Tant d’années plus loin, j’apprenais qu’Anne Rolland s’était mariée avec Emmanuel son amoureux de l’époque et meilleur ami d’Olivier. Anne était la douceur même et je n’ai jamais oublié cet incroyable pull en mohair jaune canari qu’elle possédait et qui me faisait tant envie! C’est d’ailleurs à Anne et à son pull que j’ai pensé en essayant ce manteau à Paris avant d’essuyer les moqueries de Céleste. Anne pratiquait la danse, Emmanuel, le basket. Ils formaient un très joli couple. Olivier, lui, est dentiste et sa femme, médecin. Avec leurs trois enfants, ils vivent à Toulouse. Anne Bousquet est également dentiste comme ses parents avant elle. Anne Serdan qui avait appris à posséder l’anglais aussi bien qu’une Anglaise en traduisant les chansons de ses chanteurs préférés avait été acceptée, le bac en poche,  dans le prestigieux King’s College dont elle était sortie solicitor et y avait rencontré son mari irlandais et barrister. Olivier joignait à son mail deux photos de deux soirées: une soirée organisée au 28 de la rue Camille Rabaud (pasteur et historien français) et une autre chez Pierre dont le père était notaire. Je ne serais pas surprise que Pierre ait repris l’étude familiale. Olivier pourra sans doute me le dire.

C’était amusant et troublant de replonger la tête la première dans nos quinze ans quand Céleste fêtait les siens. Comme ses amies et elle étaient heureuses de se retrouver! Amélie est partie à Blois dans un lycée hôtelier et elle ne rentre plus que le vendredi soir. Clara est également interne mais dans un autre lycée de Montargis davantage orienté vers les études scientifiques. Valentine et Céleste sont dans le même lycée et dans la même classe. Les filles devaient rester dormir le soir mais, finalement, toutes sont reparties. L’oncle d’Amélie célébrait son anniversaire. Le frère de Clara, étudiant, était rentré pour le week-end et aurait vingt-et-un ans le lendemain et le frère de Valentine retrouvait sa famille après deux premières semaines en première année d’IUT à Troyes. Céleste aurait pu être déçue mais elle ne l’était pas. Je proposais au quatuor d’arrêter une date avant la fin de l’année pour, cette fois, pouvoir prolonger leurs échanges tard dans la nuit.
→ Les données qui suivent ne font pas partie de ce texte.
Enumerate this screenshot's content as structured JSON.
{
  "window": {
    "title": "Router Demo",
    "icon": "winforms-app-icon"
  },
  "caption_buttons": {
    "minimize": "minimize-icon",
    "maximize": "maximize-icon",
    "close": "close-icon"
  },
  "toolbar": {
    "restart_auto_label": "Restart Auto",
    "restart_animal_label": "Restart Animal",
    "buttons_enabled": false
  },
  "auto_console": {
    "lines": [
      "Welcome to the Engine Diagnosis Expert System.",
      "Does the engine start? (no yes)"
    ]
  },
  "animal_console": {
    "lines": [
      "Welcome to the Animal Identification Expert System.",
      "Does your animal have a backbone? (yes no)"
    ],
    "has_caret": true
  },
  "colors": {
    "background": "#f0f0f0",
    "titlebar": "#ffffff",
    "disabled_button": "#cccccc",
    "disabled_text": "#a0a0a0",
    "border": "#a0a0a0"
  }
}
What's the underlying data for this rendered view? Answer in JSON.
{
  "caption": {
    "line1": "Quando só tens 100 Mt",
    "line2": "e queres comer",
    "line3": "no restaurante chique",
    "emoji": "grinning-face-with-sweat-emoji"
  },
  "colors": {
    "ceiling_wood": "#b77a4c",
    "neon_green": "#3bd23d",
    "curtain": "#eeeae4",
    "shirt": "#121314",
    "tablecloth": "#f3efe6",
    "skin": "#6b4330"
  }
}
Le soir, avant d’aller me coucher, je découvrais l’adorable petit mot que Céleste nous avait écrit sur une ardoise qui est installée dans des toilettes en bas de la maison. Je ne m’intéressais pas aux fautes qui émaillaient le texte et dont je ne lui parlerais pas. Je ne voyais que la profondeur de ce qu’elle avait exprimé. Céleste avait une pensée tendre pour chacun des membres de sa famille. Céleste a une grande force: elle sait traduire ses émotions. Elle a aussi une qualité rare: elle sait exprimer un merci profond, sincère, un merci du coeur. Céleste et ses amies avaient passé beaucoup de temps autour attablées sur la terrasse autour d’un thé goût russe bu dans les tasses de ce service en porcelaine de Chine bleue et blanche offert par ma grand-mère que Céleste affectionne tant que je le lui donnerai le jour venu. Les filles avaient eu la gentillesse de me tolérer le temps d’une tasse de thé. A la demande générale, Stéphane s’était lancé dans une imitation tordante d’une poule, forcément pattes bleues. Clara avait été si impressionnée par la prestation de Stéphane qu’elle avait estimé qu’il faisait mieux la poule que les poules de leur poulailler! Victoire n’avait quasiment pas quitté sa chambre. La veille, elle s’était couchée très tard pour réaliser un collage avec des photos pour les quinze ans de sa soeur. Louis, de son côté, était parti en vélo jusqu’au plateau sportif situé en face de leur ancienne école.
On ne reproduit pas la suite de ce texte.